In the posada at Puerto, I found very civil people, but nothing to eat. They made me a blazing fire of rosemary and the husks of Indian corn—another of the many uses to which this valuable plant is put—they shewed me a good mattress, and the luxury of a bedstead, and they found a peasant to accompany me to the market to buy something for supper. A fowl was procured without difficulty; and this, stewed with rice, and followed by some excellent wine, might have pleased a more fastidious taste than mine. I had also the luxury of the prickly pear; I bought three dozen for 2d., and found them delicious.

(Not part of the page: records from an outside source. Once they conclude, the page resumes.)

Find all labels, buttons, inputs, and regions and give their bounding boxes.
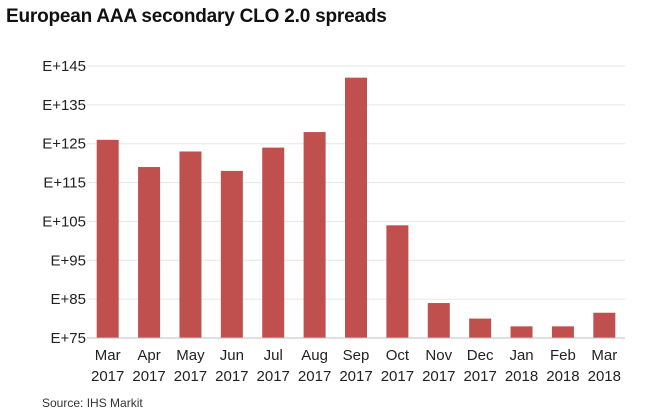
source-note: Source: IHS Markit [42, 396, 143, 410]
x-tick-label-month: Mar [95, 347, 121, 364]
x-tick-label-year: 2017 [132, 368, 165, 385]
x-tick-label-month: Feb [550, 347, 576, 364]
x-tick-label-year: 2017 [422, 368, 455, 385]
chart-title: European AAA secondary CLO 2.0 spreads [6, 6, 387, 27]
y-tick-label: E+105 [42, 213, 86, 230]
x-tick-label-year: 2017 [215, 368, 248, 385]
x-tick-label-year: 2017 [174, 368, 207, 385]
x-tick-label-month: Apr [137, 347, 160, 364]
bar [96, 139, 119, 338]
x-tick-label-month: Sep [343, 347, 370, 364]
x-tick-label-month: Jun [220, 347, 244, 364]
bar [345, 77, 367, 339]
x-tick-label-year: 2017 [257, 368, 290, 385]
x-tick-label-year: 2017 [298, 368, 331, 385]
bar [179, 151, 202, 338]
x-tick-label-month: Nov [425, 347, 452, 364]
bar [386, 225, 409, 338]
x-tick-label-month: May [176, 347, 205, 364]
x-tick-label-year: 2017 [91, 368, 124, 385]
x-tick-label-year: 2018 [588, 368, 621, 385]
bar [220, 170, 243, 338]
x-tick-label-month: Mar [591, 347, 617, 364]
x-tick-label-year: 2017 [463, 368, 496, 385]
x-tick-label-month: Jan [509, 347, 533, 364]
bar [138, 167, 161, 338]
bar [551, 326, 574, 338]
x-tick-label-year: 2017 [339, 368, 372, 385]
y-tick-label: E+135 [42, 97, 86, 114]
bar [469, 318, 492, 338]
x-tick-label-month: Aug [301, 347, 328, 364]
bars [96, 77, 616, 339]
x-tick-label-year: 2018 [505, 368, 538, 385]
x-axis: Mar 2017 Apr 2017 May 2017 Jun 2017 Jul 2017 Aug 20… [87, 337, 625, 385]
y-tick-label: E+125 [42, 136, 86, 153]
bar [593, 312, 616, 338]
y-tick-label: E+95 [51, 252, 86, 269]
y-tick-label: E+75 [51, 330, 86, 347]
x-tick-label-month: Dec [467, 347, 494, 364]
bar [510, 326, 533, 338]
bar [427, 303, 450, 338]
x-tick-label-month: Jul [264, 347, 283, 364]
y-tick-label: E+115 [43, 175, 86, 192]
bar [262, 147, 285, 338]
y-tick-label: E+145 [42, 58, 86, 75]
y-tick-label: E+85 [51, 291, 86, 308]
x-tick-label-month: Oct [386, 347, 410, 364]
x-tick-label-year: 2018 [546, 368, 579, 385]
x-tick-label-year: 2017 [381, 368, 414, 385]
y-axis: E+75 E+85 E+95 E+105 E+115 E+125 E+135 E+145 [42, 58, 86, 347]
bar [303, 132, 326, 338]
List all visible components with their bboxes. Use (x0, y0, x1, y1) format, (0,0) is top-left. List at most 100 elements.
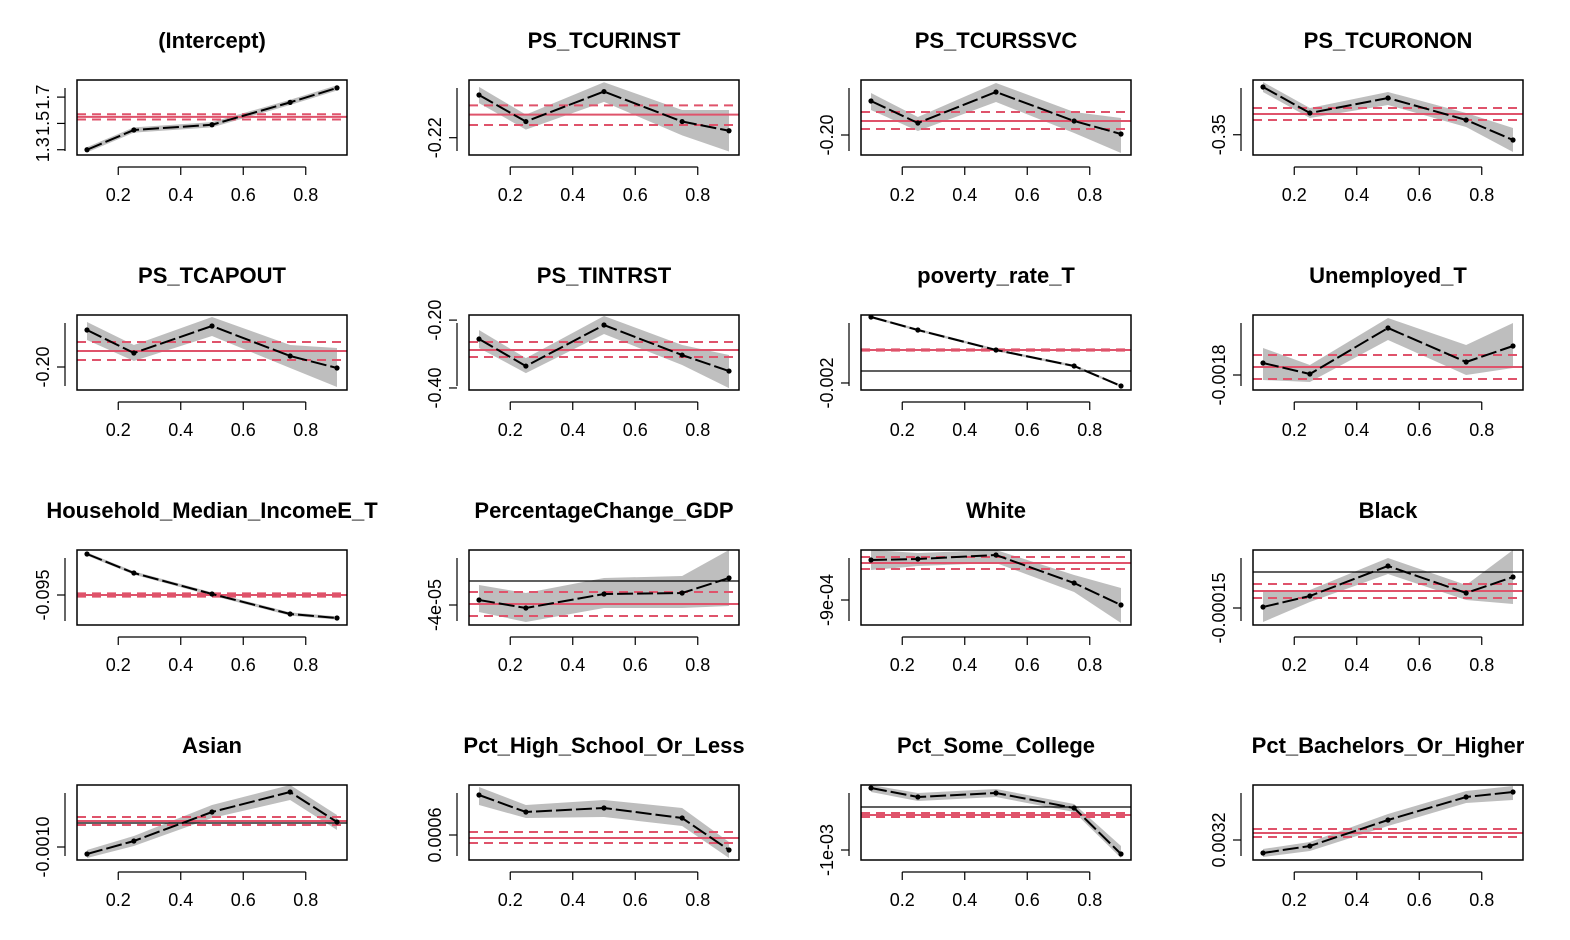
coefficient-point (287, 611, 293, 617)
coefficient-point (1307, 593, 1313, 599)
plot-area (861, 83, 1131, 153)
coefficient-point (601, 322, 607, 328)
x-tick-label: 0.2 (498, 185, 523, 205)
x-tick-label: 0.6 (231, 420, 256, 440)
coefficient-point (287, 353, 293, 359)
plot-frame (468, 784, 740, 861)
x-tick-label: 0.8 (1469, 890, 1494, 910)
confidence-band (87, 552, 337, 620)
coefficient-point (523, 809, 529, 815)
coefficient-point (993, 552, 999, 558)
panel-title: PercentageChange_GDP (474, 498, 733, 523)
confidence-band (479, 787, 729, 858)
x-tick-label: 0.6 (1407, 655, 1432, 675)
plot-area (1253, 550, 1523, 622)
coefficient-point (287, 99, 293, 105)
coefficient-point (1385, 325, 1391, 331)
x-tick-label: 0.4 (560, 185, 585, 205)
coefficient-point (1307, 843, 1313, 849)
y-tick-label: -0.40 (425, 367, 445, 408)
y-tick-label: -0.095 (33, 569, 53, 620)
panel: Black 0.2 0.4 0.6 0.8 -0.00015 (1209, 498, 1524, 675)
coefficient-point (993, 790, 999, 796)
x-tick-label: 0.8 (1077, 655, 1102, 675)
panel-title: Pct_Some_College (897, 733, 1095, 758)
coefficient-point (1510, 137, 1516, 143)
coefficient-point (476, 92, 482, 98)
x-tick-label: 0.8 (1077, 890, 1102, 910)
coefficient-point (131, 570, 137, 576)
x-tick-label: 0.8 (685, 655, 710, 675)
coefficient-point (1307, 371, 1313, 377)
coefficient-point (726, 847, 732, 853)
panel: Pct_High_School_Or_Less 0.2 0.4 0.6 0.8 0.000… (425, 733, 745, 910)
plot-frame (76, 784, 348, 861)
coefficient-point (993, 89, 999, 95)
y-tick-label: 0.0032 (1209, 812, 1229, 867)
x-tick-label: 0.8 (293, 655, 318, 675)
panel-title: Asian (182, 733, 242, 758)
confidence-band (871, 550, 1121, 624)
x-tick-label: 0.6 (1015, 890, 1040, 910)
panel: Asian 0.2 0.4 0.6 0.8 -0.0010 (33, 733, 348, 910)
coefficient-point (209, 809, 215, 815)
panel: PS_TCURONON 0.2 0.4 0.6 0.8 -0.35 (1209, 28, 1524, 205)
coefficient-point (1510, 789, 1516, 795)
coefficient-point (334, 365, 340, 371)
coefficient-point (334, 819, 340, 825)
panel: PS_TCAPOUT 0.2 0.4 0.6 0.8 -0.20 (33, 263, 348, 440)
panel: PS_TCURINST 0.2 0.4 0.6 0.8 -0.22 (425, 28, 740, 205)
coefficient-point (209, 122, 215, 128)
confidence-band (87, 785, 337, 858)
coefficient-point (868, 557, 874, 563)
coefficient-point (84, 327, 90, 333)
panel: White 0.2 0.4 0.6 0.8 -9e-04 (817, 498, 1132, 675)
plot-frame (860, 79, 1132, 156)
plot-frame (76, 314, 348, 391)
coefficient-point (131, 350, 137, 356)
x-tick-label: 0.6 (231, 890, 256, 910)
plot-area (861, 315, 1131, 389)
x-tick-label: 0.2 (106, 655, 131, 675)
plot-area (1253, 82, 1523, 152)
coefficient-point (915, 120, 921, 126)
x-tick-label: 0.6 (1015, 655, 1040, 675)
coefficient-point (131, 838, 137, 844)
coefficient-point (679, 590, 685, 596)
y-tick-label: -0.35 (1209, 114, 1229, 155)
coefficient-point (1510, 574, 1516, 580)
x-tick-label: 0.6 (623, 420, 648, 440)
coefficient-point (523, 363, 529, 369)
plot-frame (1252, 314, 1524, 391)
confidence-band (479, 316, 729, 389)
x-tick-label: 0.4 (1344, 655, 1369, 675)
coefficient-point (1463, 117, 1469, 123)
y-tick-label: -0.00015 (1209, 572, 1229, 643)
plot-frame (1252, 79, 1524, 156)
x-tick-label: 0.8 (685, 890, 710, 910)
x-tick-label: 0.2 (890, 420, 915, 440)
coefficient-point (209, 591, 215, 597)
panel: poverty_rate_T 0.2 0.4 0.6 0.8 -0.002 (817, 263, 1132, 440)
y-tick-label: -4e-05 (425, 579, 445, 631)
panel: Household_Median_IncomeE_T 0.2 0.4 0.6 0.8 -0… (33, 498, 378, 675)
plot-frame (860, 314, 1132, 391)
x-tick-label: 0.4 (560, 890, 585, 910)
coefficient-line (1262, 326, 1514, 376)
x-tick-label: 0.2 (1282, 420, 1307, 440)
x-tick-label: 0.2 (1282, 890, 1307, 910)
x-tick-label: 0.8 (1469, 655, 1494, 675)
coefficient-point (601, 805, 607, 811)
x-tick-label: 0.2 (106, 890, 131, 910)
coefficient-point (601, 591, 607, 597)
panel-title: PS_TCURSSVC (915, 28, 1078, 53)
panel-title: poverty_rate_T (917, 263, 1075, 288)
plot-frame (76, 549, 348, 626)
panel-title: (Intercept) (158, 28, 266, 53)
x-tick-label: 0.4 (1344, 185, 1369, 205)
plot-area (861, 550, 1131, 624)
plot-area (77, 785, 347, 858)
coefficient-point (1071, 580, 1077, 586)
plot-area (469, 550, 739, 622)
y-tick-label: -1e-03 (817, 824, 837, 876)
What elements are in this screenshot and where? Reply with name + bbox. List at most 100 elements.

We left Puerto half an hour before sunrise: a rapid descent was carrying us from the regions of cold, into the sunny vale of Lorca, and the transition was equally striking and agreeable. It was now the 2d day of December, but the air was like that of a June morning in England; and as the mist rose from the lower grounds, and disclosed the vale of Lorca, smiling beneath the rays of the new risen sun, the earth, as well as the air, seemed to own the dominion of summer. As we descended into the vale, the change from the high lands, both in the temperature of the air, and in the appearance of every thing around, became more striking: the fields were covered with wheat, fresh and green; olives, and other trees had regained their natural height: and aloes were again seen by the way side. The whole of the vale of Lorca is under cultivation: to the traveller who arrives by way of the snowy Sierra, it appears a paradise; and the situation of Lorca, close under the mountains that bound it on the left, and the fine old castle hanging over it, add greatly to the beauty of the picture.

The best posada in Lorca I found worse than might have been expected in a city containing twenty-five thousand inhabitants; and it was so dirty,—certainly not a common fault in the posadas—that I breakfasted in the yard. It chanced to be market-day at Lorca; and immediately after I had breakfasted, I strolled through the town, and into the market-place. Here I found many things new to me; for, as I have observed before, the provinces of Spain differ greatly from each other in dress, usages, &c. All the women wore a large square white woollen shawl, thrown over the head like a mantilla; the men were seen with short white drawers, untied at the knees, and reaching about two inches lower; they had no stockings; upon their feet were sandals, made of rope; and in place of the smart Spanish hat, they wore tapering black caps, fitting close to the head, with a small rim turned up all round: others, from the higher countries, were enveloped in blankets, generally of gaudy colours,—some of them nearly approaching to tartan. All sorts of things were exposed for sale: I saw an immense quantity of dried and shell fruits; cloths and calicos of Catalunian manufactory; shoes, especially rope sandals; quantities of the Esparto rush, and baskets made of it; beads, rosaries, images, and trinkets; and, in short, every thing that one either eats, or wears in the province of Murcia. In a street in the neighbourhood of the market-place, the pig market was held. I never saw a finer shew; for nowhere in the world, is the pig to be found in so great perfection as in Spain—fed, as it is, in the woods, upon the ilex nut. I asked the price of an enormous animal, weighing one hundred and eighty-five lbs., and found it to be two hundred and forty reals (about 2l. 8s.); for a sucking-pig, they asked fourteen reals. In Lorca, there is little beef; mutton sells at twelve quartos; a fowl costs 1s. 8d., a hare 10d., bread 1½d. per lb. The price of labour in the vale of Lorca, is five reals, nearly 1s.

I walked into the cathedral, but saw nothing worthy of notice, except proofs of the liberality of the Archbishop of Carthagena, who has published so great a number of indulgences, that the Catholics of Lorca and other places in his diocese, may pray themselves out of purgatory before they get into it. I saw one indulgence of forty days for every paternoster, and an ave, said before the shrine of St. Francis; and another of forty days for an ave, and a paternoster, said to St. Jago, St. Anthony of Padua, St. Domingo, and St. Nicholas: but I saw nobody taking advantage of these indulgences. The cathedral contains some tolerable pictures by pupils of Murillo.

I left Lorca about mid-day, passing through a very spacious paseo, surrounded by gardens; and after fording the river Gudalentin, and traversing a long suburb, the road skirted the range of hills which bounds the vale on the left; and about a league distant from Lorca, we began to ascend, leaving the vale and fertility behind, and passing through an uncultivated and unpeopled tract of land, to the village of Totana. Here I was again greeted with the sight of orange trees, the first I had seen since leaving Granada; and magnificent aloes and prickly pear, shewed what the land is susceptible of. But the village seemed very miserable; great part of it was in ruins, and most of the children I saw, were clothed—if clothed it can be called—in ragged shirts. Yet, this miserable village supports a convent of monks, of the order of St. Jago. I saw one of their number walking in the neighbourhood of the village, and might have pitied his forlorn situation, but that I knew the minds of most friars to be devoid of those feelings which would render a lot like his, intolerable to a man of refined and cultivated understanding.

In this wretched place the price of labour is only two reals, less than 5d. Beef is rarely seen, but when brought to market, it is sold at only five quartos per lb., about 1½d.; mutton sells at eight and nine quartos; and pork at twelve; but the pork is excellent.